Here’s what today’s static website generators would produce:

<HEADER>
<TITLE>The World Wide Web project</TITLE>
... (more really-old HTML stuff)

That’s the static page body. The site generator will store it at a certain path — but often the wrong path. And there’s no sign of headers.

Today’s site generators do this:

  1. Produce static pages
  2. Write the static pages to files
  3. Upload the files to a website

They should skip step 2, because it’s problematic.

The Price Of Files

Using files means you lose your Content-Type. Something needs to calculateContent-Type: text/html before serving the HTML to your web browser. Content-Type isn’t always easy to guess; for instance, Content-Type: text/csv; charset=utf-8 is tricky. So who guesses the Content-Type? Is it your static site generator (while it uploads)? Is it your hosting service (as it receives files)? Is it custom code you write? How do you debug it?

Files can’t store ETag and Cache-Control. These headers let you configure some responses to be fast and cheap (like images) and other responses to be easy to overwrite at a moment’s notice (like breaking news articles).

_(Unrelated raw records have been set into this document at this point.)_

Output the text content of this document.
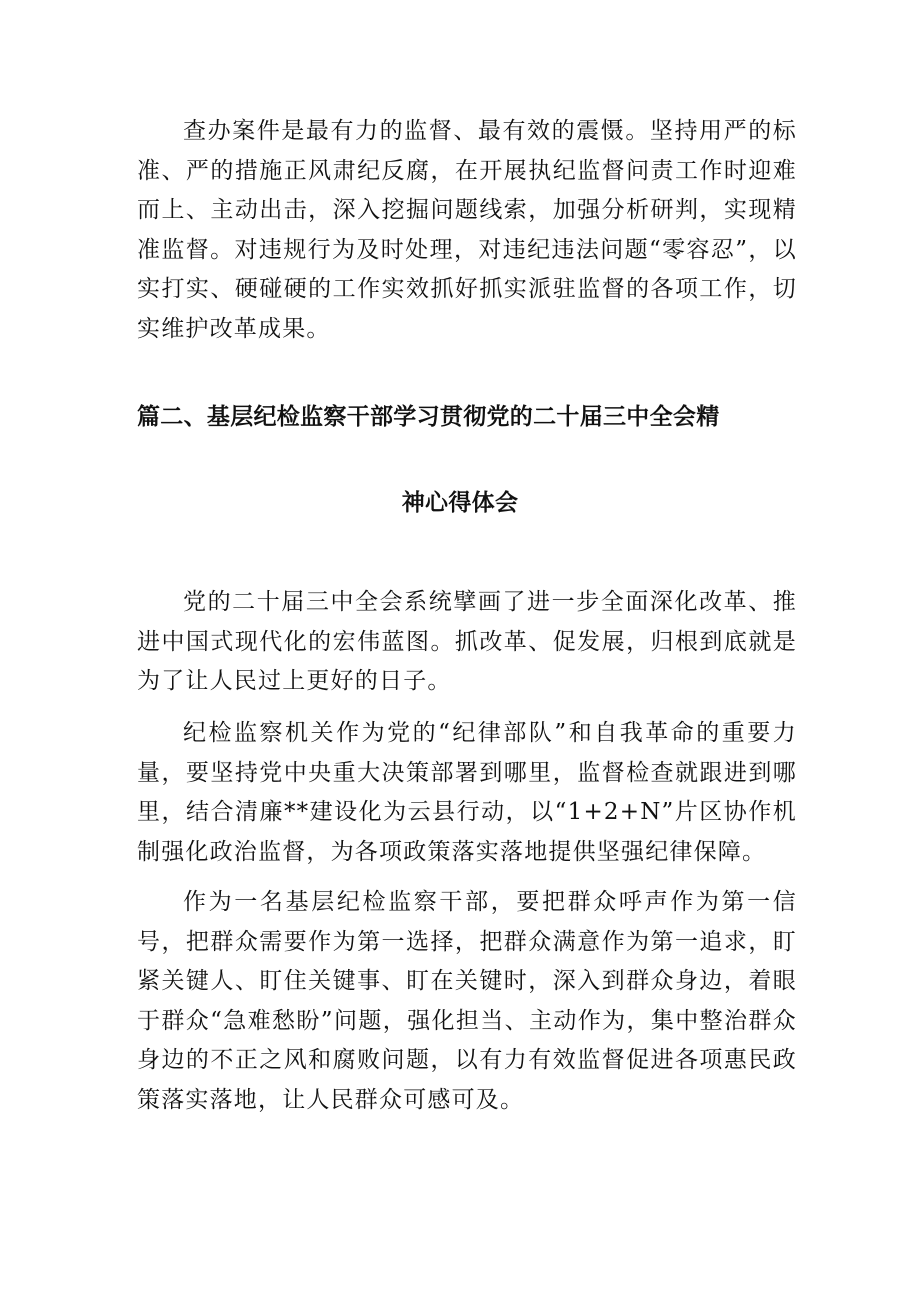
查办案件是最有力的监督、最有效的震慑。坚持用严的标准、严的措施正风肃纪反腐，在开展执纪监督问责工作时迎难而上、主动出击，深入挖掘问题线索，加强分析研判，实现精准监督。对违规行为及时处理，对违纪违法问题“零容忍”，以实打实、硬碰硬的工作实效抓好抓实派驻监督的各项工作，切实维护改革成果。

篇二、基层纪检监察干部学习贯彻党的二十届三中全会精
神心得体会

党的二十届三中全会系统擘画了进一步全面深化改革、推进中国式现代化的宏伟蓝图。抓改革、促发展，归根到底就是为了让人民过上更好的日子。

纪检监察机关作为党的“纪律部队”和自我革命的重要力量，要坚持党中央重大决策部署到哪里，监督检查就跟进到哪里，结合清廉**建设化为云县行动，以“1+2+N”片区协作机制强化政治监督，为各项政策落实落地提供坚强纪律保障。

作为一名基层纪检监察干部，要把群众呼声作为第一信号，把群众需要作为第一选择，把群众满意作为第一追求，盯紧关键人、盯住关键事、盯在关键时，深入到群众身边，着眼于群众“急难愁盼”问题，强化担当、主动作为，集中整治群众身边的不正之风和腐败问题，以有力有效监督促进各项惠民政策落实落地，让人民群众可感可及。
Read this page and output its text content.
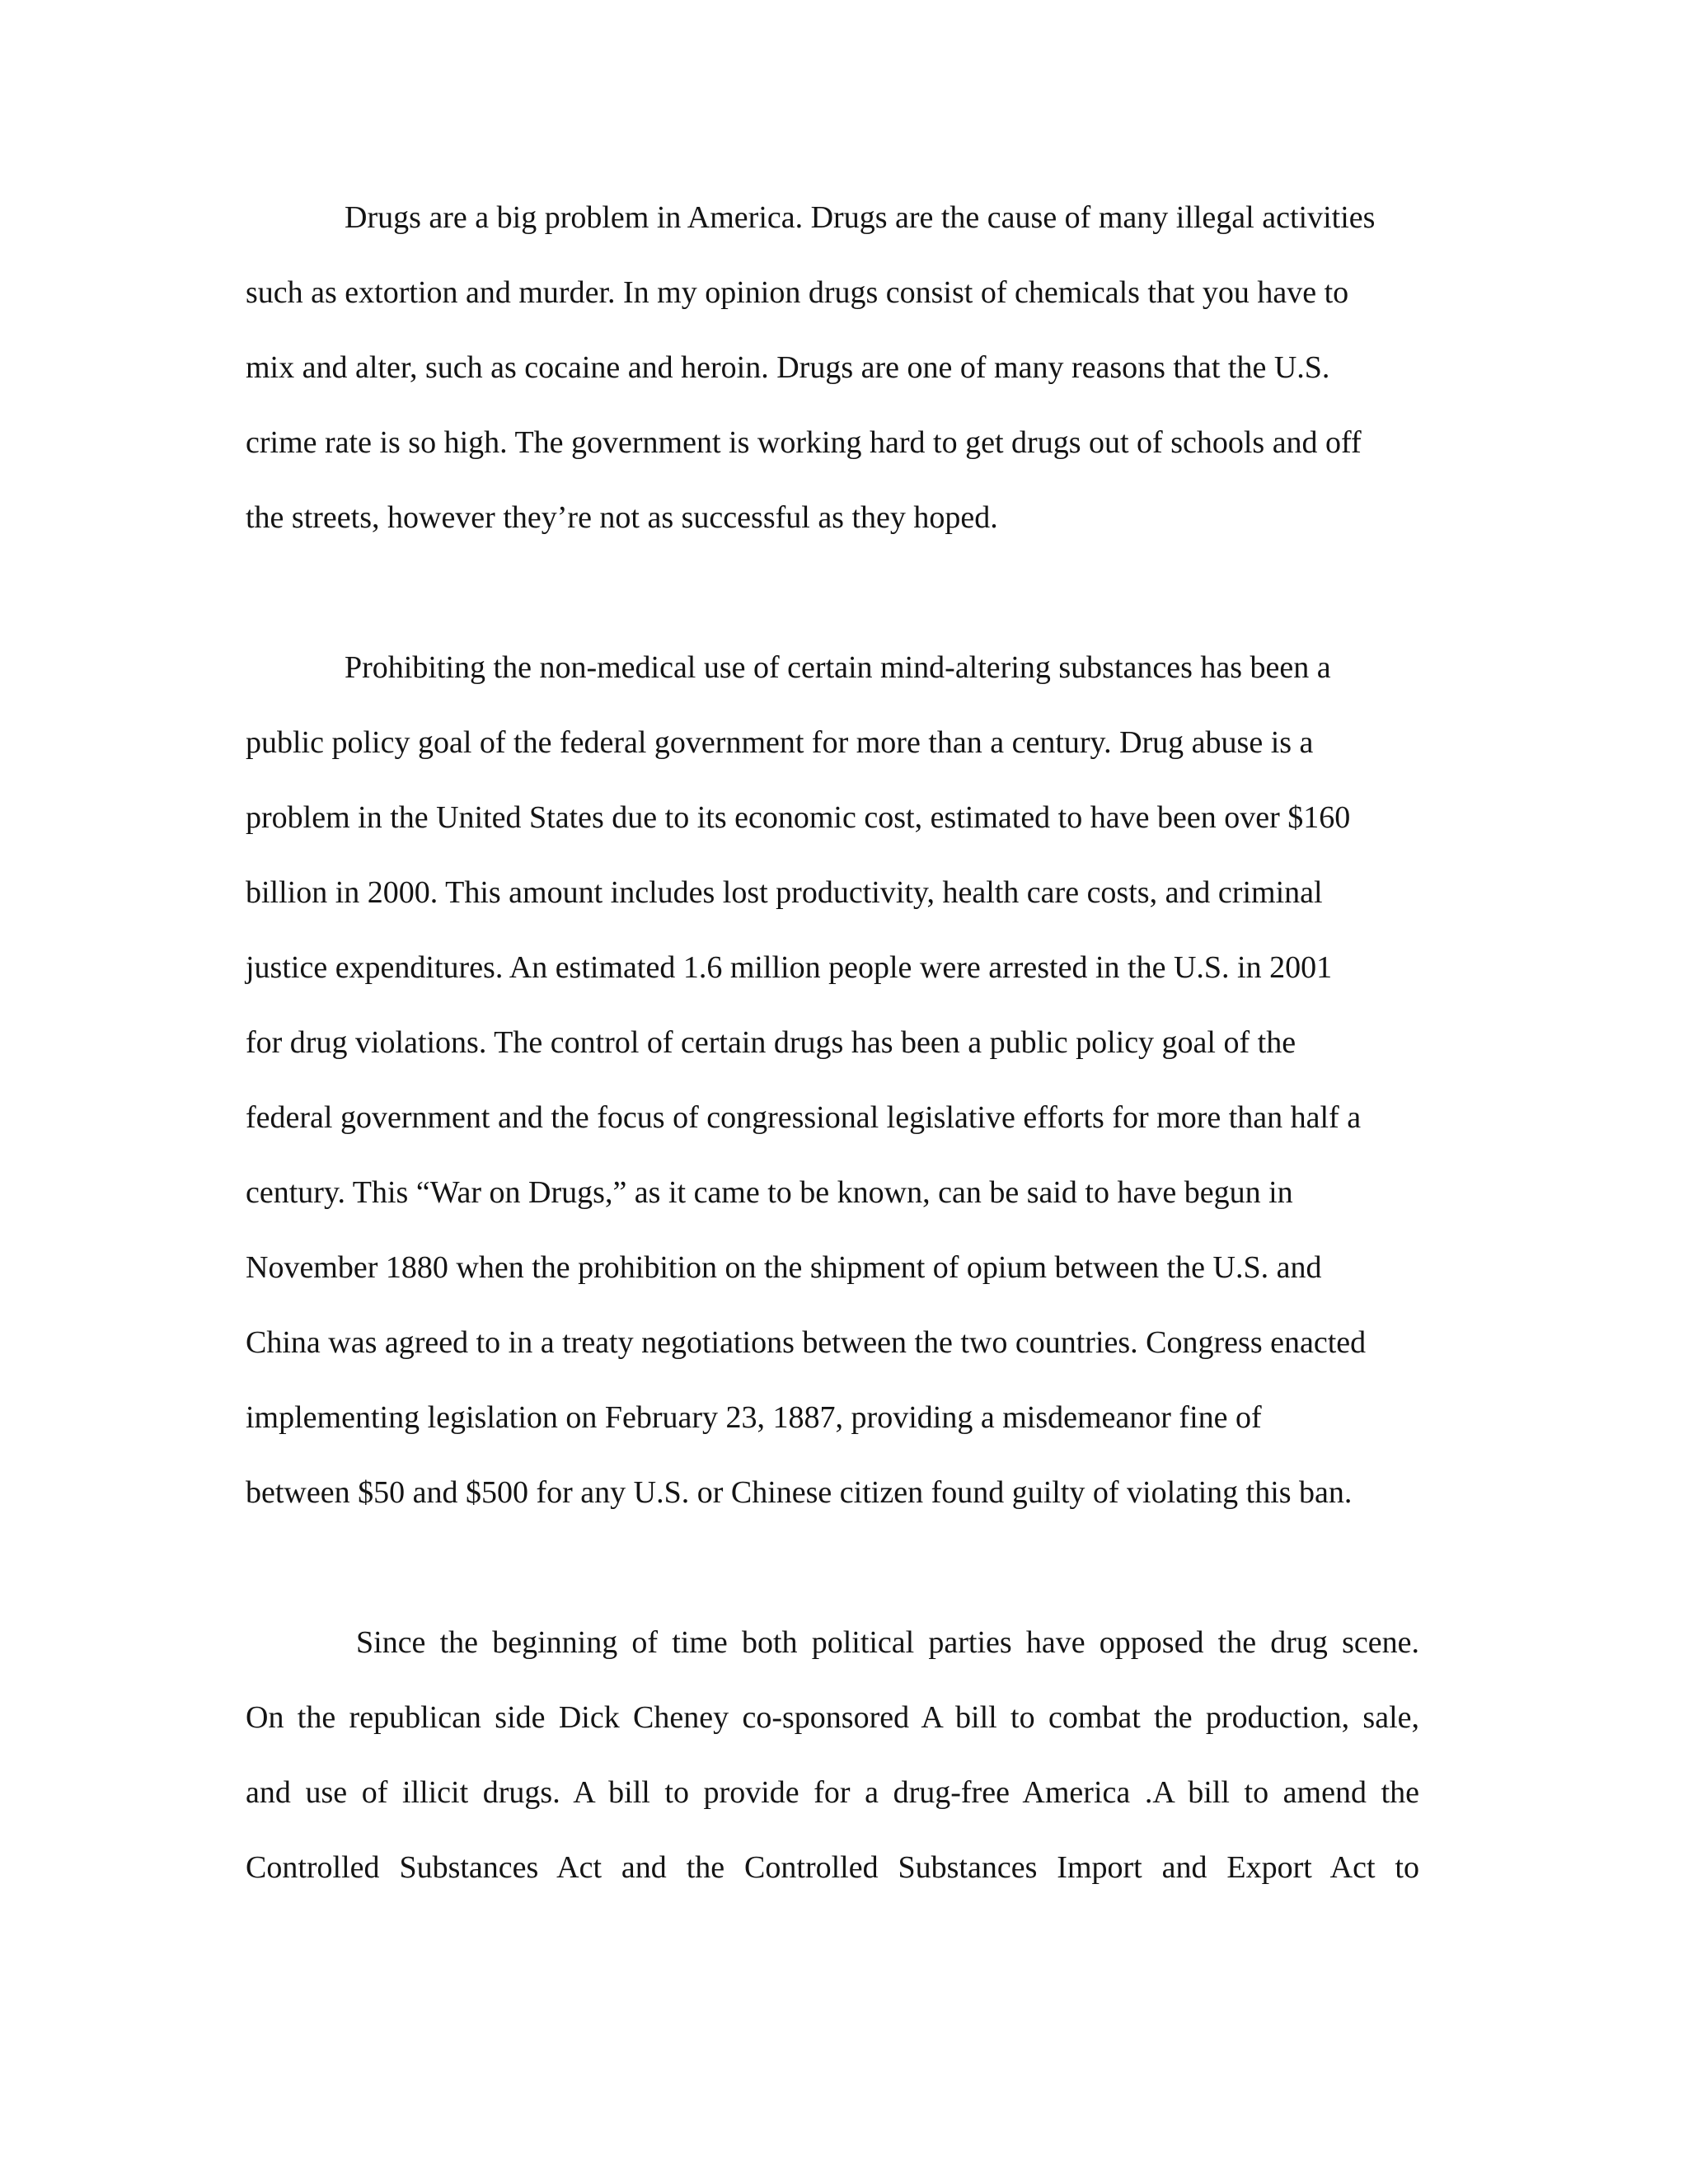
Drugs are a big problem in America. Drugs are the cause of many illegal activities

such as extortion and murder. In my opinion drugs consist of chemicals that you have to

mix and alter, such as cocaine and heroin. Drugs are one of many reasons that the U.S.

crime rate is so high. The government is working hard to get drugs out of schools and off

the streets, however they’re not as successful as they hoped.

Prohibiting the non-medical use of certain mind-altering substances has been a

public policy goal of the federal government for more than a century. Drug abuse is a

problem in the United States due to its economic cost, estimated to have been over $160

billion in 2000. This amount includes lost productivity, health care costs, and criminal

justice expenditures. An estimated 1.6 million people were arrested in the U.S. in 2001

for drug violations. The control of certain drugs has been a public policy goal of the

federal government and the focus of congressional legislative efforts for more than half a

century. This “War on Drugs,” as it came to be known, can be said to have begun in

November 1880 when the prohibition on the shipment of opium between the U.S. and

China was agreed to in a treaty negotiations between the two countries. Congress enacted

implementing legislation on February 23, 1887, providing a misdemeanor fine of

between $50 and $500 for any U.S. or Chinese citizen found guilty of violating this ban.

Since the beginning of time both political parties have opposed the drug scene.

On the republican side Dick Cheney co-sponsored A bill to combat the production, sale,

and use of illicit drugs. A bill to provide for a drug-free America .A bill to amend the

Controlled Substances Act and the Controlled Substances Import and Export Act to
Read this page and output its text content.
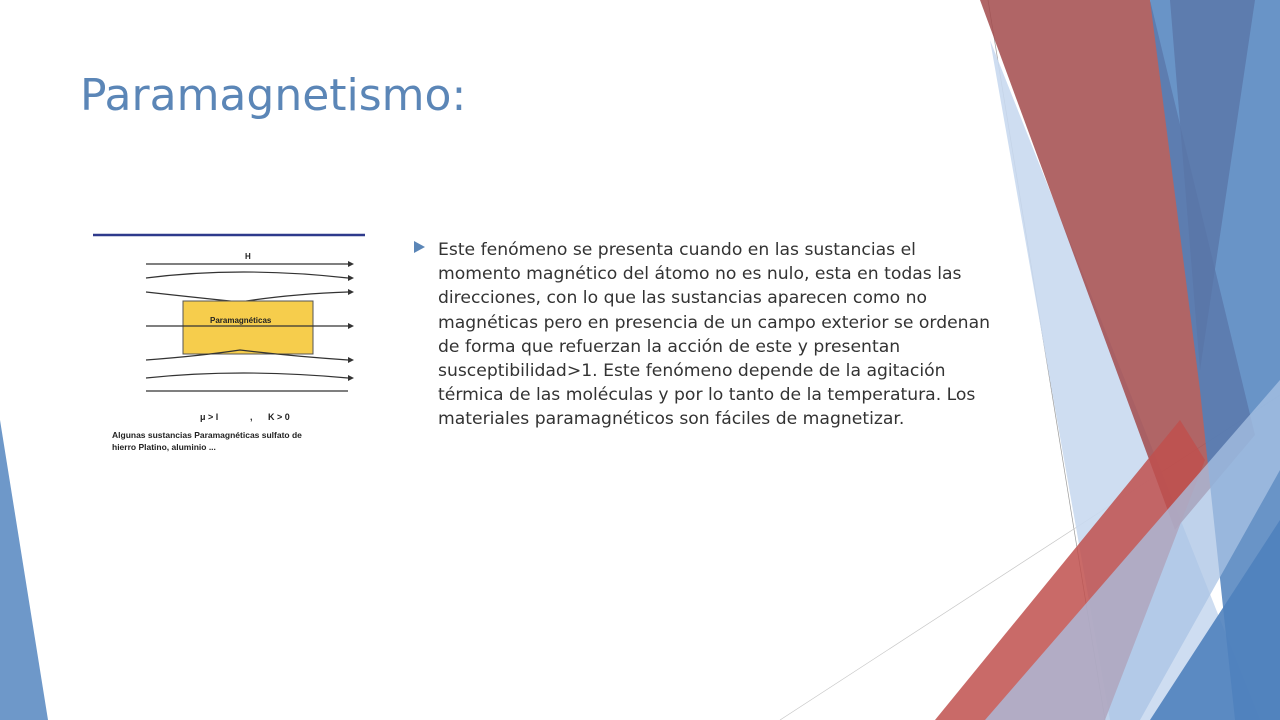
Paramagnetismo:
H
Paramagnéticas
μ > l	, K > 0
Algunas sustancias Paramagnéticas sulfato de
hierro Platino, aluminio ...

Este fenómeno se presenta cuando en las sustancias el momento magnético del átomo no es nulo, esta en todas las direcciones, con lo que las sustancias aparecen como no magnéticas pero en presencia de un campo exterior se ordenan de forma que refuerzan la acción de este y presentan susceptibilidad>1. Este fenómeno depende de la agitación térmica de las moléculas y por lo tanto de la temperatura. Los materiales paramagnéticos son fáciles de magnetizar.
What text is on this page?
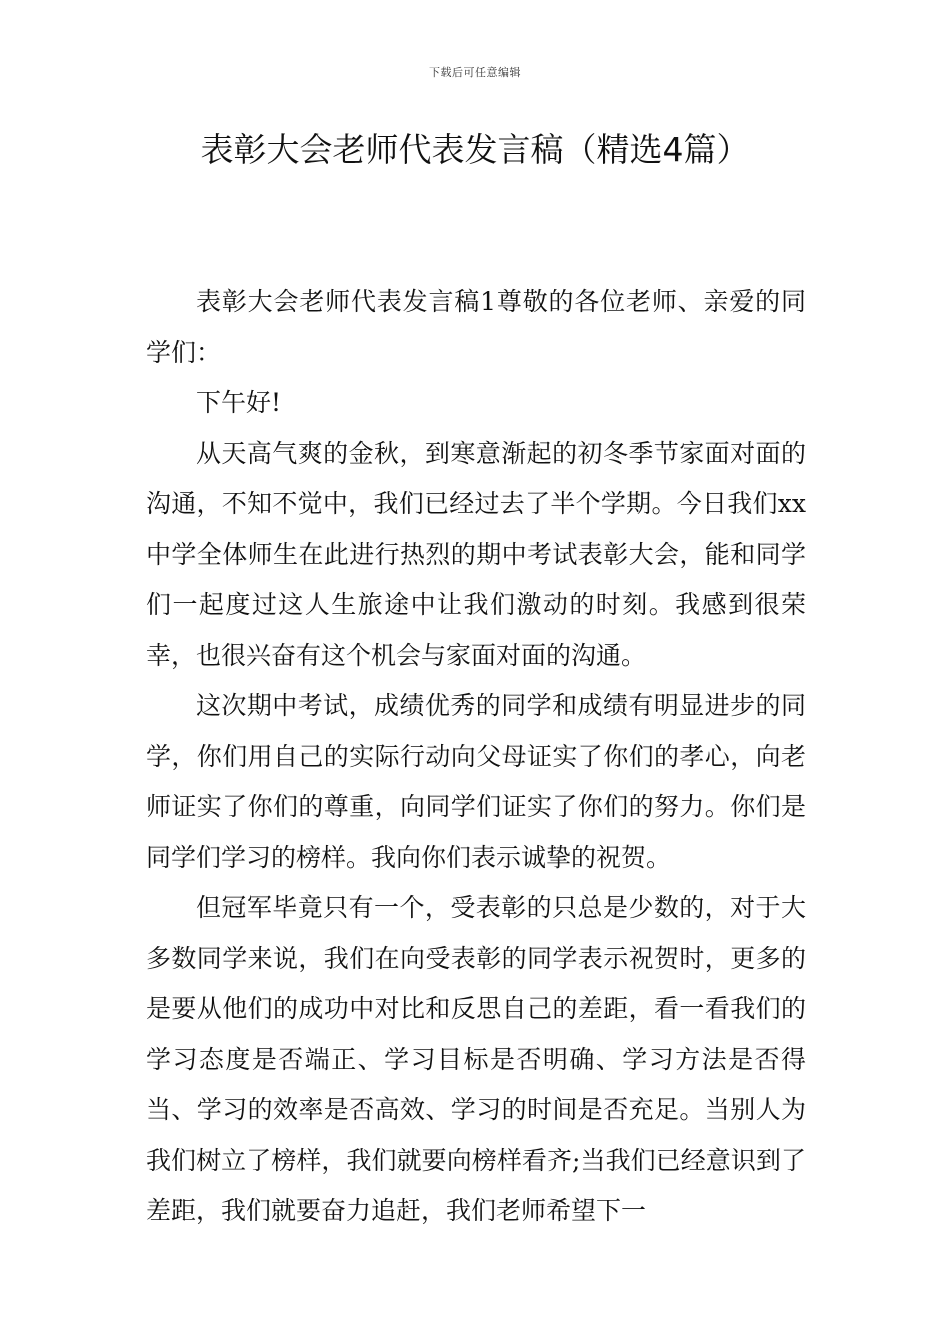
下载后可任意编辑
表彰大会老师代表发言稿（精选4篇）

表彰大会老师代表发言稿1尊敬的各位老师、亲爱的同学们：

下午好!

从天高气爽的金秋，到寒意渐起的初冬季节家面对面的沟通，不知不觉中，我们已经过去了半个学期。今日我们xx中学全体师生在此进行热烈的期中考试表彰大会，能和同学们一起度过这人生旅途中让我们激动的时刻。我感到很荣幸，也很兴奋有这个机会与家面对面的沟通。

这次期中考试，成绩优秀的同学和成绩有明显进步的同学，你们用自己的实际行动向父母证实了你们的孝心，向老师证实了你们的尊重，向同学们证实了你们的努力。你们是同学们学习的榜样。我向你们表示诚挚的祝贺。

但冠军毕竟只有一个，受表彰的只总是少数的，对于大多数同学来说，我们在向受表彰的同学表示祝贺时，更多的是要从他们的成功中对比和反思自己的差距，看一看我们的学习态度是否端正、学习目标是否明确、学习方法是否得当、学习的效率是否高效、学习的时间是否充足。当别人为我们树立了榜样，我们就要向榜样看齐;当我们已经意识到了差距，我们就要奋力追赶，我们老师希望下一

Files aren’t aware of Content-Encoding. Some hosting companies (S3 springs to mind) won’t compress static pages for you, making them load more slowly and at a higher cost than you’d like. You can solve that problem by compressing the body and setting Content-Encoding … but your filesystem doesn’t understand this.

And with files, you can’t name a file after a directory. For instance, https://github.com/huffpostdata is a web page, and https://github.com/huffpostdata/in-memory-website is a web page. But if your static site generator generates a file called output/huffpostdata, it can’t generate another file called output/huffpostdata/in-memory-website because that would only work if output/huffpostdata were a directory … but it’s a file.

Maybe your site generator works around this by storing output/huffpostdata/in-memory-website and output/huffpostdata/index, where “index” is some special keyword. But then you can’t create a file called “index”. In general, files don’t map to web-server endpoints.

Plus, different filesystems allow different filenames. Linux filesystems can store a file named foo:bar, but 2017’s Windows and Mac filesystems can’t.

Finally, reading and writing files is slow.

In sum: files don’t describe a static website. So static website generators shouldn’t write files.

The Solution: In-Memory Website

A website is a bunch of HTTP responses. Each response has a path, some headers and a body.

I’ve coded this in in-memory-website: some NodeJS tools and a language-agnostic specification.

The idea is:

  • All static website generators can output static websites. At HuffPostData I coded a couple of site generators: hpd-asset-pipeline and hpd-page-generator.
  • You can store a static website in a file and load it later.
  • You can upload a static website to a hosting service like S3.
  • You can modify a static website — for instance, add ETags or gzip-compress.
  • You can develop a static website using a development server that re-runs your framework every time a file changes. (My NodeJS development server even makes the browser refresh, with LiveReload.) The development server can mimic S3 almost exactly.
  • You can stream a static website, if it’s too large to fit in memory. And if you must, you can always stream it into filesystem files.
  • You can mix and match programming languages: pipe a StaticWebsite from your Ruby site generator to your Node S3 uploader.

I look forward to the day static website generators live in a happy community. Our first step: ditch the filesystem.